Given these concerns, how are LP IPOs able to attract any investors at all? There are several reasons we can think of. First, companies organized in this form have certain tax advantages which typically keep the aggregate tax burden on the company and its investors lower than for a corporation. For one, if a company is organized as a corporation, it pays taxes on its income; its shareholders also pay capital gains tax on the profits from their investment in it. If the same company is organized as an LP, however, investors simply pay tax on their share of the LP's income, a method which may be preferable for some investors. In addition, LPs make quarterly distributions to their unit holders, which are not always taxable and which may appeal to income-oriented investors.
Furthermore, the IPOs of alternative asset managers like Carlyle may be attractive, regardless of the form they take, because they allow investors to gain exposure to alternative asset classes, even if their net worth does not qualify them to invest in buyout or hedge funds.
Finally, another reason these IPOs may find buyers is that no one seems to care, at least initially, about the loss of control and accountability the LP form represents. If this were true, it would fit with an established body of academic work noting that investors seem to accept, at the IPO stage, governance features such as classified boards that they widely oppose as value-destroying when they are given the opportunity to vote on them later on. While this seems puzzling, we think the contradiction may disappear when one realizes that the "investors" who fail to discount IPOs with bad governance are not the same as the "investors" who vote against poor governance features. In our experience, the employees at an investment manager or mutual fund company who make buy and sell decisions are very often different from the employees who make decisions about proxy voting and corporate governance engagement (indeed, in some cases, the two are separated by a firewall). If governance data are often not thoroughly considered or understood by investment personnel, it would make sense that governance features are not fully reflected in IPO prices. If this information later is recognized by the market, however, the value of the investment could decline.
Financial Innovation Alert
There are also other reasons to be cautious about the recent raft of LP IPOs. One is that, in many cases, the companies choosing to make their public-market debut in this form operate in businesses that are by their nature complex and opaque.
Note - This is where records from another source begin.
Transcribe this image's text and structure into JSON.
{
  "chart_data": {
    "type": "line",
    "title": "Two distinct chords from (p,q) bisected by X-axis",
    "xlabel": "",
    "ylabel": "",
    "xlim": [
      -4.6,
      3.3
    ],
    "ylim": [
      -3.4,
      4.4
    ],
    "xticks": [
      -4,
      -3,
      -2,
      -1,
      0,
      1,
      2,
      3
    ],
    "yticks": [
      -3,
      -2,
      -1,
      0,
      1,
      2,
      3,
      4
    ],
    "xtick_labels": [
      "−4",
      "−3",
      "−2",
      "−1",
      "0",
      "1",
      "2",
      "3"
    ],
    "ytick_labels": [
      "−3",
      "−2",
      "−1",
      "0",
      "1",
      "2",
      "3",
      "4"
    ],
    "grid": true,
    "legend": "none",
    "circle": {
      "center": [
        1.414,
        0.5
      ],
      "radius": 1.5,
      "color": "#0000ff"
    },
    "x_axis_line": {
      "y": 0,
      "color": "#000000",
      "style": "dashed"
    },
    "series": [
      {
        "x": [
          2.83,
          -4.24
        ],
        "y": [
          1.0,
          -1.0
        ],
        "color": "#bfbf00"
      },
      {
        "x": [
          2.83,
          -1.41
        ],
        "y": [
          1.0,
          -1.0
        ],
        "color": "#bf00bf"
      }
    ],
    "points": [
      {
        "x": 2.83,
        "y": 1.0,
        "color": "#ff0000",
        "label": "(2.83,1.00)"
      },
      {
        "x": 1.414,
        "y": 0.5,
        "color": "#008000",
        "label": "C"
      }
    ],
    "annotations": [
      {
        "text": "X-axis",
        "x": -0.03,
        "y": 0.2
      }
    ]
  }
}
Carlyle's business of alternative asset management is one example. As Carlyle states in its registration statement, "There are often no readily ascertainable market prices for a substantial majority of illiquid investments of our investment funds. . . . [Valuation methodologies for these assets] involve a significant degree of management judgment." Investors should be cautious, we think, about investing in a difficult-to-understand business in which management has a great deal of discretion and in which accountability to investors is lacking.
Yet another red flag, in our view, is the fact that a number of the companies that have gone public as LPs in recent years have been assisted by the same corporate services firms,who seem to be seizing upon this as a profitable niche. (For example, law firm Simpson Thacher and Bartlett has worked on the IPOs of Blackstone, KKR, and Carlyle.)While we're all for creativity and profit-making, we note that in several cases in recent history, when a small group of highly-paid professionals developed a new financial vehicle and benefited handsomely from it, the investing public later wound up paying the price. (Think of the credit-default swap or the collateralized debt obligation - both of which, remember, were supposed to be good for investors.) To be sure, there is no evidence that LPs are a ticking time bomb of that scale, but there is certainly enough evidence to advise: "buyer beware."